30 Oktober 2012

PADA SEBUAH PANORAMA


kadang kita terlalu rumit untuk mengenal arti; untuk sampai tepat ukuran tumit
meski kita sudah terlampau sering memaksa mata untuk tak memejam-membuka
barangkali yang demikian adalah memang tak perlu untuk ditebak-tebak sebagaimana mestinya
kita tak perlu mengejanya seperti membaca abjad yang kadang memang membutakan dirinya; untuk kita

pada sebuah panorama, kita melihat gunung-gunung berdiri tanpa mengenal dimana laut berada
ia memanggul matahari yang menyala di atas kepalanya
kemudian sawah-sawah begitu luas terhampar yang mengajarkan kita untuk memandang yang demikian lapang

sampailah kita pada abad-abad purba, yang menceritakan bahwa hamparan sawah itu adalah serupa raja yang tengah berjalan; suasana yang damai melukiskan keindahan pedesaan.

2012

KEPADA LUMPUR, KEPADA DADA KITA


:Lapindo

“dan diantara lumpur yang genangannya mengambang itu, bukankah ada kita?”

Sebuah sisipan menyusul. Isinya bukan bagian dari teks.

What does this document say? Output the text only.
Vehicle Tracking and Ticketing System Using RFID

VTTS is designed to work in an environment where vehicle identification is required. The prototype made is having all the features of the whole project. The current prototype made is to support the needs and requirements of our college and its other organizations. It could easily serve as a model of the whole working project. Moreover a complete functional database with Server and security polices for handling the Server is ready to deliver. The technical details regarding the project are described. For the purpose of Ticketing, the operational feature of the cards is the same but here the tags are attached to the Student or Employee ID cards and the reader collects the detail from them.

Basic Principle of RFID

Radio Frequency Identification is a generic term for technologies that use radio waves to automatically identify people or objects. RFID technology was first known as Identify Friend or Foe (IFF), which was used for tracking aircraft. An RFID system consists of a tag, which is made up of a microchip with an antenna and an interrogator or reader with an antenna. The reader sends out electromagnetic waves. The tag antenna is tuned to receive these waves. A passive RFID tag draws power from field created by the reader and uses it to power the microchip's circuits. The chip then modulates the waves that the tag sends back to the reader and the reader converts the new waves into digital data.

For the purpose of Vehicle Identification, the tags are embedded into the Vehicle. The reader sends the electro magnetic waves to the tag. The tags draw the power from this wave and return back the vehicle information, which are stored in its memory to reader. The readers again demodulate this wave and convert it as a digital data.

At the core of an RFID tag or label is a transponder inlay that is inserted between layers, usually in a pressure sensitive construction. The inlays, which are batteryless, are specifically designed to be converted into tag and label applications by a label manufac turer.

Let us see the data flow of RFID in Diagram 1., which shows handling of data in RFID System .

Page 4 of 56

tanah air kita ini barangkali adalah serupa kolam yang memelihara ikan-ikan
kemudian kita terlalu menyalakan gebu di dada; bahwa kita sepenuhnya adalah nelayan yang melemparkan jala bagi tungku yang memerlukan bara
namun kita kerap lupa di mana letak kepala yang sesungguhnya

adalah semacam batu yang dilemparkan angin kepada kita
pada lumpur yang kelak menjadi semangkuk bubur;
yang didalamnya ada dosa-dosa; ada kita.

2012

Di Manakah Dongeng Kita?

dulu saat usia kita masih sangat muda, bahkan masih meraba arah bicara
ibu kerap mengajari telinga untuk tak memalingkan muka
ia suka sekali mendengungkan suara yang kemudian membuat kita melupakan mata;
untuk tak memandang terlalu lama
“dongeng adalah cara paling mudah untuk kita tetap percaya”

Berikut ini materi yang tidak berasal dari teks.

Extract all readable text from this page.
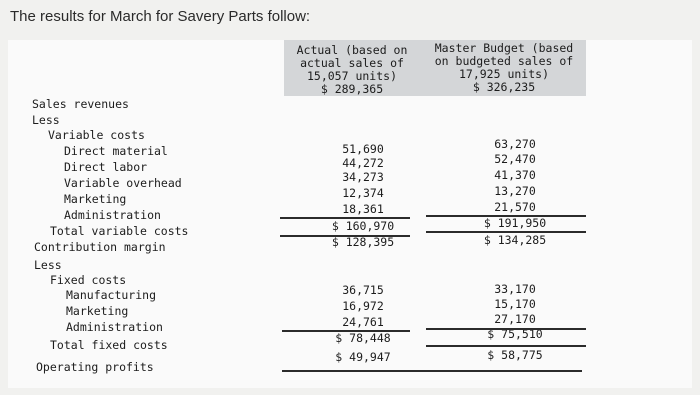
The results for March for Savery Parts follow:
Actual (based on
actual sales of
15,057 units)
$ 289,365
Master Budget (based
on budgeted sales of
17,925 units)
$ 326,235
Sales revenues
Less
Variable costs
Direct material
Direct labor
Variable overhead
Marketing
Administration
Total variable costs
Contribution margin
Less
Fixed costs
Manufacturing
Marketing
Administration
Total fixed costs
Operating profits
51,690
44,272
34,273
12,374
18,361
$ 160,970
$ 128,395
36,715
16,972
24,761
$ 78,448
$ 49,947
63,270
52,470
41,370
13,270
21,570
$ 191,950
$ 134,285
33,170
15,170
27,170
$ 75,510
$ 58,775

namun abad rupanya cepat melupakan riwayat
televisi tumbuh pada masing-masing tubuh yang alpa atas nama merdeka

jendela-jendela yang terbuka membuat kita lupa
bagian mana saja yang mestinya menjadikan kita menyalakan kepala
maka terpujilah kata-kata yang masih merelakan dirinya sebagai jam tayang bagi anak-anak kita.


Kendal, 2012

Anak Gunung

pada sebuah dataran tinggi yang hening; pagi-pagi sekali
jam telah membangunkan bocah-bocah untuk menjual matahari
sebelum burung-burung turun untuk mengepakkan sayap lebih tinggi
“dan kami telah ditakdirkan untuk menjadi penunggu pagi”

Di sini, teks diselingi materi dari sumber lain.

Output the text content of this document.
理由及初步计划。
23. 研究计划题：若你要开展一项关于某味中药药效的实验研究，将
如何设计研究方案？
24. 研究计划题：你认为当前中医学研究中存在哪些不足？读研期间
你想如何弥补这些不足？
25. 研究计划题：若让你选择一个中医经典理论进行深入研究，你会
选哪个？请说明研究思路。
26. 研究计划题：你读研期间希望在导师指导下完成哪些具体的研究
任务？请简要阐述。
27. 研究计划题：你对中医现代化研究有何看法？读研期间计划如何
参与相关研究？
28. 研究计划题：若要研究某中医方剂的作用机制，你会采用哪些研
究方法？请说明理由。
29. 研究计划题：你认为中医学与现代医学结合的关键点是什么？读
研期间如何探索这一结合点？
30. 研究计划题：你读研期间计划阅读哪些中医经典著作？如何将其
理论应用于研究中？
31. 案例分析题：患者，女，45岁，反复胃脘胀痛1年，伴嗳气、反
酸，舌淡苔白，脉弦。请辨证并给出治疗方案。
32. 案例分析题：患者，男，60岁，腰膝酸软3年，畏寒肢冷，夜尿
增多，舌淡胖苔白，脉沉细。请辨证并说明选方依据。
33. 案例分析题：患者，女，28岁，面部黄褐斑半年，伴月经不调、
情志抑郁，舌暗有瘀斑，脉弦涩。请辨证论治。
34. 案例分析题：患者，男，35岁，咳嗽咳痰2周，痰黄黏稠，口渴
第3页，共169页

kemudian mereka memanggul caping yang menjadi saksi
bahwa cadas tak mesti menjadikan mereka merawat rasa malas

seorang gadis merogoh uang di saku celananya,
 menawar berapa harga yang mesti ia tukar dengan caping di kepala mereka
yang penuh dengan peta; cita-cita

pada siang hari, sengaja tak ada ritual tidur siang yang merentangkan lengan
mereka lebih memilih untuk menyaksikan turis;
yang memindahkan diri mereka kedalam sebuah kotak kamera
sebagai catatan yang kami sebut sebagai perumpamaan dari kenangan.

pada malam hari, mereka menyerahkan sepenuhnya tenaga kepada dahaga
kemudian lelaplah rasa kantuk yang meluap-luap menjadi semacam angin yang terkutuk
untuk menyalakan jati diri esok hari; berulangkali.